Alice Zhao

The Yale University Art Gallery hosted  founding director Dr. Lonnie G. Bunch III Tuesday afternoon for a lecture on the establishment of the National Museum of African American History and Culture.

Bunch discussed some of the challenges facing the museum’s creation, including issues related to defining programmatic goals, contending with public expectations and designing and constructing its building on the National Mall in Washington, D.C. In addition to offering insight into a number of strategies used to navigate such challenges, Bunch highlighted the museum’s major vision: to create “a place to help us remember.” The museum’s proposal, which was passed in 2003, signaled a growing realization of the importance of the Civil Rights movement, Bunch noted. Slated to open in the fall of 2016, the institution’s creation marks the first time a national museum has been constructed “from the ground up,” without initial money, a commissioned architect or a sizeable staff, he added.

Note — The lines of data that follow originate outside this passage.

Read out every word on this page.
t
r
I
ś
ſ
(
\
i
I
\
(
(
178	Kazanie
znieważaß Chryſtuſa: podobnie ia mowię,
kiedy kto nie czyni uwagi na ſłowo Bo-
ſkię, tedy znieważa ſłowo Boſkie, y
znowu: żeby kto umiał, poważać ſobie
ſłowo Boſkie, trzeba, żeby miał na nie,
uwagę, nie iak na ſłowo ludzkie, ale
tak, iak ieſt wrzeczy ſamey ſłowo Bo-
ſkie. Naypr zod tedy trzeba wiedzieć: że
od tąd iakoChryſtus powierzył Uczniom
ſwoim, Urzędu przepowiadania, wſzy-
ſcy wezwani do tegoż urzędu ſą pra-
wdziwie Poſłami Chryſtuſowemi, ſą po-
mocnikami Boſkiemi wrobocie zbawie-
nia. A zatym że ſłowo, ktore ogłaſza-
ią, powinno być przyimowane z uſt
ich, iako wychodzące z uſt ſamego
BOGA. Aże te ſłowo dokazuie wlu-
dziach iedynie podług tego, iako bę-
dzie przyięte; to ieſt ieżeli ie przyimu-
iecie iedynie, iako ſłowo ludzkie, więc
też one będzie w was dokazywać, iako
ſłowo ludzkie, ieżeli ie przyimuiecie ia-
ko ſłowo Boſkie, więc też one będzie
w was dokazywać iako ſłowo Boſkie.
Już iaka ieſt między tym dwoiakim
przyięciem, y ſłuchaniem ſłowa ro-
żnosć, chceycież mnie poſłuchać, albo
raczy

“The struggle to make Americans not just remember what they want, but what they need, has been 100 years long,” Bunch said. “The goal of the museum is to make America better, to point us toward what we should learn.”

To build the museum’s collection, Bunch explained that he and his team undertook an “antiques roadshow” of sorts, searching for families or individuals with artifacts they hoped the museum would preserve. Through the collection, the team has compiled 40,000 objects, including Nat Turner’s Bible and a box containing original manuscripts of Harriet Tubman’s hymns.

In his lecture, Bunch highlighted challenges including securing congressional money and support, selecting a design for the building itself and curating the museum’s collection in a way that would engage visitors.

“I think the thing that worried me the most was managing public expectations,” said Bunch. “We have to help America wrestle with its past — to make it candid and clear, but also understandable.”

The director added that other major questions related to the building’s physical appearance. An international competition was held that attracted a number of submissions, including the winning project, proposed by a pair of “starchitects,” David Adjaye and Philip Freelon. Their design, Bunch said, makes the “dark presence” of slavery and racism in American history a physical reality, executed in bronze-painted aluminum. It will stand in stark contrast to the Mall’s white marble buildings, and designs on its surface will pay homage to a pattern that figured prominently in enslaved craft tradition.

Yale College Dean Jonathan Holloway, who attended the lecture, said he appreciates that the museum’s approach focuses on creating “room for discussion,” providing the American public with a forum in which they will be able to consider important issues about race and historical memory.

“It lines up with our aspirations of what we’re trying to do on campus,” Holloway said.

Bunch’s lecture was co-sponsored by the Yale University Franke Program in Science and the Humanities; the Yale-Smithsonian Partnership for Research and Public Engagement; the Yale University Gilder Lehrman Center for the Study of Slavery, Resistance and Abolition; the Yale University Art Gallery; and the Public Humanities at Yale.